It's a viscious cycle, I get on the internet, I log onto myspace, I get off the internet. I've become one of those people you keep hearing about on dateline. Blah.
Life has been life lately, you know: same shit, different day. Work mostly, hanging out when the mood/time/funds strike me. Oh! I did recently do something very cool (insert drumroll here)... I bought a car! I was so crazy excited, it's my first major purchase that's actually something tangible as opposed to, say, a vacation to Florida. I made my mom go with me, cause I don't really know squat about cars, and I didn't really feel the need to get taken for a ride. In my head I was going to walk into the car dealership and some guy in a shiny sharkskin suit with sliked back helmet hair was going to talk me into a blue 79 pinto with one orange door faster than you can say "all sales are final". So, I made my mom go because A: she's pretty auto-literate, and B: well, quite frankly... she's a bitch. She wasn't going to take any crap off of them. But it was actually a very soft sale. Apparently, they don't work on commision there, so they don't care if I buy a car or not. Well, they do, but you know what I mean.

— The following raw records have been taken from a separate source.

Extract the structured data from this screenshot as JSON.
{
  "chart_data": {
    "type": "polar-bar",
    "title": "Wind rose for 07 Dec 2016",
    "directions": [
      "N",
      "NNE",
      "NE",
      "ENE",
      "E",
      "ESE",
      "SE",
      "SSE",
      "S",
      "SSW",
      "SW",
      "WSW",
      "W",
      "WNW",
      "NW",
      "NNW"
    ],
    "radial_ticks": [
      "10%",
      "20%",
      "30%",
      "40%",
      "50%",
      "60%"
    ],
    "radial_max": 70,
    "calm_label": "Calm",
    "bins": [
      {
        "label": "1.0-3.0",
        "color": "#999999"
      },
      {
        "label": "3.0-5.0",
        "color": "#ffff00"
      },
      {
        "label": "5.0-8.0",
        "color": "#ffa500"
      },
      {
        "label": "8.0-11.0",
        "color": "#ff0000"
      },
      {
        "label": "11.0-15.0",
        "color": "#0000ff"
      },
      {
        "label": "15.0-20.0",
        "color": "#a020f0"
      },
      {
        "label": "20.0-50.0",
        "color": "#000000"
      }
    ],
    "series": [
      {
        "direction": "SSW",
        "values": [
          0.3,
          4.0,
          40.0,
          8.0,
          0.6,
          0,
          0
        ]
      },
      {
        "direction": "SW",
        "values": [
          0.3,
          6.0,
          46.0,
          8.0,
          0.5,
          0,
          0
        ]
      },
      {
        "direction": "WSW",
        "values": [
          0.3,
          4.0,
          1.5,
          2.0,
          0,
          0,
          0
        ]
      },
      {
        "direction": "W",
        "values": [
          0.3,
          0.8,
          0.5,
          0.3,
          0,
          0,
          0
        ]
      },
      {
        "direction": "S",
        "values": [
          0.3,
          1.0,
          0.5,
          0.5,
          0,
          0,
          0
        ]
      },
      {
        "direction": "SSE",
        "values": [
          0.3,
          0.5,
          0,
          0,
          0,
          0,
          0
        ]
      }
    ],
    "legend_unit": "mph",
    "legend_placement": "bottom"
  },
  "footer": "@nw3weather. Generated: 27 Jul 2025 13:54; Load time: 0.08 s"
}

I ended up with a 2001 Kia Sephia, in what they keep saying is blue, but I'm going with periwinkle. It was very liberating. It felt like I was standing up and going "HEY! World! I'm a grown up!! Which, while still kind of a scary concept for me to wrap my head around, felt really REALLY good. This is the first time something big is JUST mine. I can put whatever I want in and on it, if I drive out all the gas going to a party 3 towns over, nobody gives a shit! No one can tell me what to do. It's a startling bit of clarity in the moment that you realize that you really can do whatever you want, especially when you're used to the kind of mother who likes to keep her hands in EVERY aspect of your life.
I've been missing Ida a lot lately. Especially given that it's 8 months later and we've still got bupkiss as far as a suspect. We had 2 serial shooter recently arrested who have just been going around killing people at random for quite a while now, I've always wondered if her death was linked to that at all. It's weird though, I don't always feel like I have the right to miss her, because there are people who knew her longer, or better. I don't want to infringe on their right to grieve, but I'm still very hurt over losing her. We were not best friends, but I always counted her among my very good friends, and there were things only she and I would laugh at or want to do and Shana would roll her eyes at us, and I miss that. No one should die young.
On that note, I'm gonna take off. I'm currently contemplating if it's worth having a whole sex change to hook up with Lance Bass. He IS hot enough for me to consider it, but I'd be pissed and want him to pay for it if we split up. Decisions, decisions. Later days.